The report profiles 27 data mastery vendors that provide at least one of the data mastery components to insurers. Through this research, Celent concludes that while the technology is improving, very few vendors offer a data mastery roadmap service to help carriers formulate their strategy, and insurers need to be careful in this area, “because most vendors will talk about a data mastery roadmap, but, in fact, the vendors are referring to their product roadmap.”

Insurers need a data mastery roadmap aligned to their business goals to avoid the costly mistakes of the mid-2000s, when large master data management approaches failed due to their size and complexity. Insurers that succeed look at their data mastery efforts from an enterprise perspective and definition, using a data model that enables an insurer to think strategically and act tactically, but also must be able to scale early successes, solve particular business problems and grow with future data mastery endeavors. Insurers that can best leverage both their internal and external data will be the leaders by 2020, according to the report.
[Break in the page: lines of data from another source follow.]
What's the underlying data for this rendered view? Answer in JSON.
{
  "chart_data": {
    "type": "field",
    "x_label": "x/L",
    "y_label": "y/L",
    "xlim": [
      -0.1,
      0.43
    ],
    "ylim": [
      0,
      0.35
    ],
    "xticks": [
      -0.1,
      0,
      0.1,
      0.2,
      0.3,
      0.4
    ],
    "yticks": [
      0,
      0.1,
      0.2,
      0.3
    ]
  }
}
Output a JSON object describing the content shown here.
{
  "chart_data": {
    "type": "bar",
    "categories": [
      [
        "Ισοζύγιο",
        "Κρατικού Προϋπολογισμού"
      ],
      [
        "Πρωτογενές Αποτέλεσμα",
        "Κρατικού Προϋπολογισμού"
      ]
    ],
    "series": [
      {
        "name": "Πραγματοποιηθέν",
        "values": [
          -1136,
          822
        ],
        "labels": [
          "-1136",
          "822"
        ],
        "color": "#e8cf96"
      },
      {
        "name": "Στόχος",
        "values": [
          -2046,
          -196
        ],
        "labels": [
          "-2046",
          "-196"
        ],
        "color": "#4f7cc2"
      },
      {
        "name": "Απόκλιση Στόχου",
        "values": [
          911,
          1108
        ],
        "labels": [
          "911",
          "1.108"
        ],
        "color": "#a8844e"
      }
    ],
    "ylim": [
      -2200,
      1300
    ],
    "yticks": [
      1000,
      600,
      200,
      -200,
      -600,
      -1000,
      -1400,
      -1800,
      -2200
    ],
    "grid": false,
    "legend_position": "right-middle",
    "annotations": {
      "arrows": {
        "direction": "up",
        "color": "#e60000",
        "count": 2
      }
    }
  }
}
In the report Celent also climbs into big data, saying it can add dimension and structure to dealing with data/information challenges. Most carriers have created data mastery solutions with structured, primarily transactional data from their systems. However, carriers are now dealing with semi-structured or unstructured data (variety), real-time requirements (velocity), and variability within the security models, metadata schema, and varying sources. Thus, Celent says, big data can be defined by volume, velocity, variety, and variability. Most data master vendors have continued to scale their solutions to deal with the larger volume of data (i.e., large terabytes to petabytes of data); however, most of them lack solutions that address the other three dimensions, and therefore insurers will be presented with new challenges.